Strategy

The year is 1985; Paul Dickow’s composer dad purchases a Yamaha DX-7 to compliment his C64 MIDI music setup. This begins a lifelong love for electronic music and synthesisers. Growing up in culturally isolated Moscow, Idaho, the young Strategy would wait anxiously by the radio for any tidbit of synthetic song that might bore its way through the top 40: Pet Shop Boys, New Order, maybe even the Timelords “Doctorin’ the Tardis.” [which became an inexplicable local hit when released...] Now fast-forward to 1992. Thoroughly educated in underground music through DJing the local college radio station, Dickow purchases his first synthesisers at local pawnshops. These keyboards would transport Dickow through his first bands, and later into programmed music.
Dickow moved to Portland, Oregon in 1994, where he formed the bands Two Noises (an improvisational keyboards and drums duo) and Emergency (a politically charged, art-punk quartet in which he played drums.) In 1999, both bands went on temporary hiatus. Armed with a digital four-track deck, tons of FX boxes, and his keyboards, his distinct combination of electronic collage, improvisational programming, and dub was devised under the code-name Strategy. Private tapes were distributed, and in 2000, Strategy was recruited into studio act Fontanelle (Kranky), where he met longtime advocate & friend Brian Foote of Outward Music Company. It was not long after that Brian talked Strategy into making his first live appearance, and activity has been snowballing ever since. The OMCO support culminated in the release of ‘Strut’, Strategy’s debut full-length CD and first official release, in 2003.
While some electronic music producers prefer to spread their stylistic output across multiple AKA’s, Strategy’s identity has mutated and multiplied itself over time. While dub mixing, improvisation, and a signature soupy sound-design tie all his work together, his output has ranged from dance styles of a techno/house/disco nature, all the way to abstract, ambient music, electronic dub reggae, and the outer reaches of noise. Strategy has contributed as the token electronicist at a wide variety of free-improv events, and has become one of Portland’s most notable electronic music exports, keeping in step with Portland’s avant-garde music renaissance of the last 2 or 3 years.
Currently Strategy is producing dance music 12"s for ORAC, ambient albums for Chicago’s notable Kranky label, and the occasional dub joint for TB6 offshoot Shockout.
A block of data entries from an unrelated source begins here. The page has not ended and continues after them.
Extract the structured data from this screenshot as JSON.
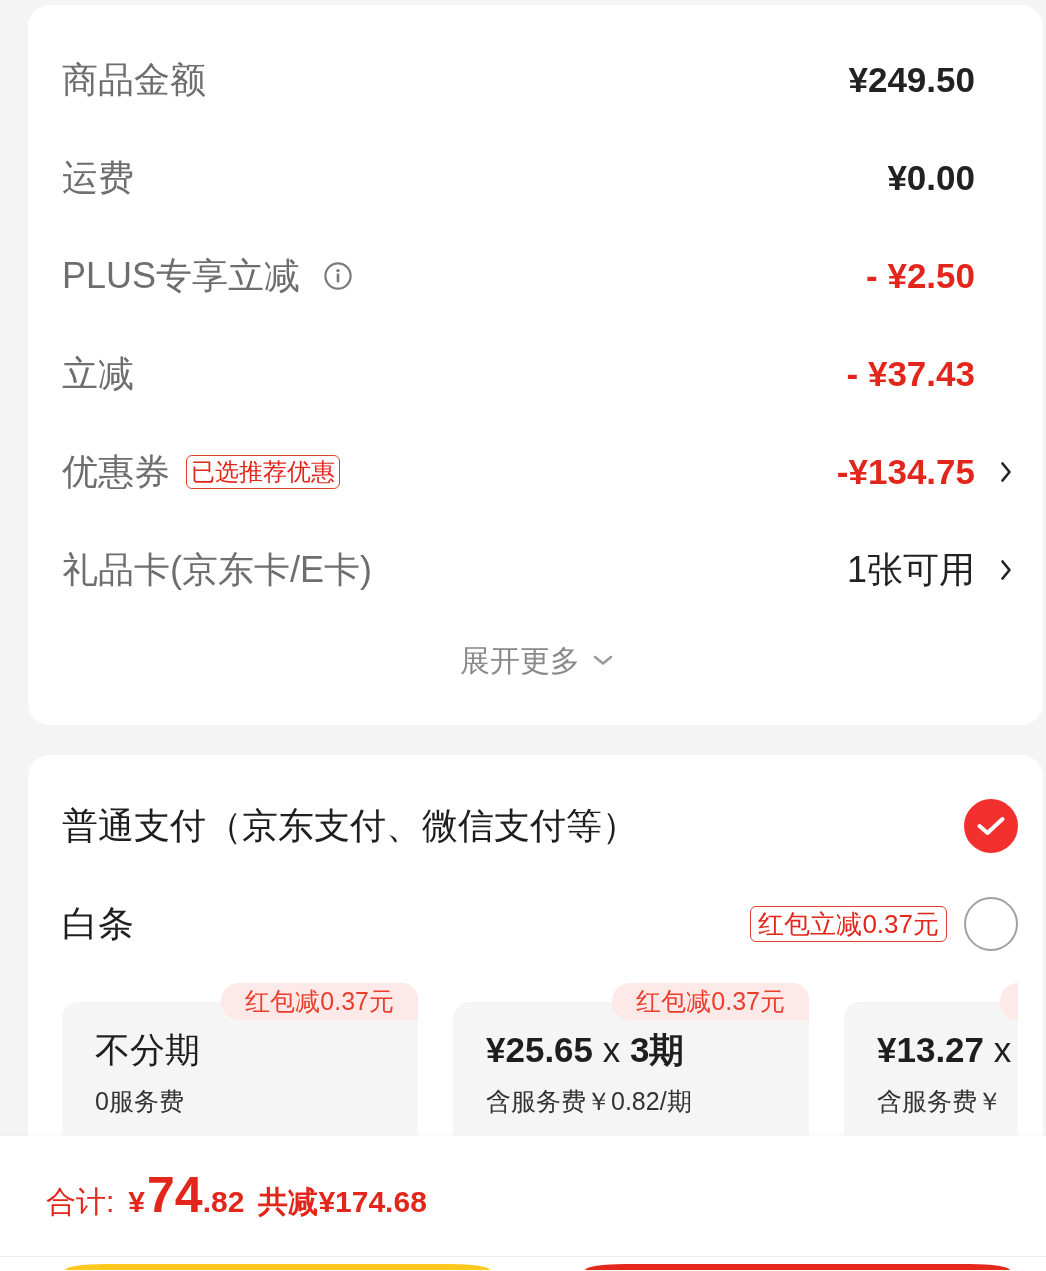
{
  "summary": {
    "rows": [
      {
        "label": "商品金额",
        "value": "¥249.50",
        "kind": "amount",
        "info_icon": false,
        "chevron": false
      },
      {
        "label": "运费",
        "value": "¥0.00",
        "kind": "amount",
        "info_icon": false,
        "chevron": false
      },
      {
        "label": "PLUS专享立减",
        "value": "- ¥2.50",
        "kind": "discount",
        "info_icon": true,
        "chevron": false
      },
      {
        "label": "立减",
        "value": "- ¥37.43",
        "kind": "discount",
        "info_icon": false,
        "chevron": false
      },
      {
        "label": "优惠券",
        "badge": "已选推荐优惠",
        "value": "-¥134.75",
        "kind": "discount",
        "info_icon": false,
        "chevron": true
      },
      {
        "label": "礼品卡(京东卡/E卡)",
        "value": "1张可用",
        "kind": "count",
        "info_icon": false,
        "chevron": true
      }
    ],
    "expand": {
      "label": "展开更多"
    }
  },
  "payment": {
    "options": [
      {
        "label": "普通支付（京东支付、微信支付等）",
        "selected": true
      },
      {
        "label": "白条",
        "badge": "红包立减0.37元",
        "selected": false
      }
    ],
    "installments": [
      {
        "title": "不分期",
        "subtitle": "0服务费",
        "tag": "红包减0.37元"
      },
      {
        "title": "**¥25.65** x **3期**",
        "subtitle": "含服务费￥0.82/期",
        "tag": "红包减0.37元"
      },
      {
        "title": "**¥13.27** x",
        "subtitle": "含服务费￥",
        "tag_edge": true
      }
    ]
  },
  "footer": {
    "total_label": "合计:",
    "total_price": {
      "symbol": "¥",
      "integer": "74",
      "fraction": ".82"
    },
    "saving": "共减¥174.68"
  }
}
Other activities include recent remixes for comrades Stars as Eyes, and Charles Atlas; participation as a full-time member of the ensembles Fontanelle, Nudge, and One Human Minute; and a collaborative project with guitarist Jason Buehler of Nice Nice. He also co-operates the punk label Archigramophone (est. 1998) and is founder of the newly launched Community Library imprint. In 2003, Dickow undertook an unofficial “apprenticeship” with the infamous DJ Brokenwindow, learning to DJ from the ground up in the high-pressure club environment. In the last two years Strategy has become more widely known to clubgoers as DJ P.Disco for his celebratory and disco-centric dancefloor sets at Holocene’s Cascadia Fridays, his weekly residency at Tube, and the eclectic and conceptual monthly Community Library Club at Dunes. Strategy’s plans for 2006 include Cascadian regional independence from American dictatorship, partying like it’s 1999, and producing a large batch of new music.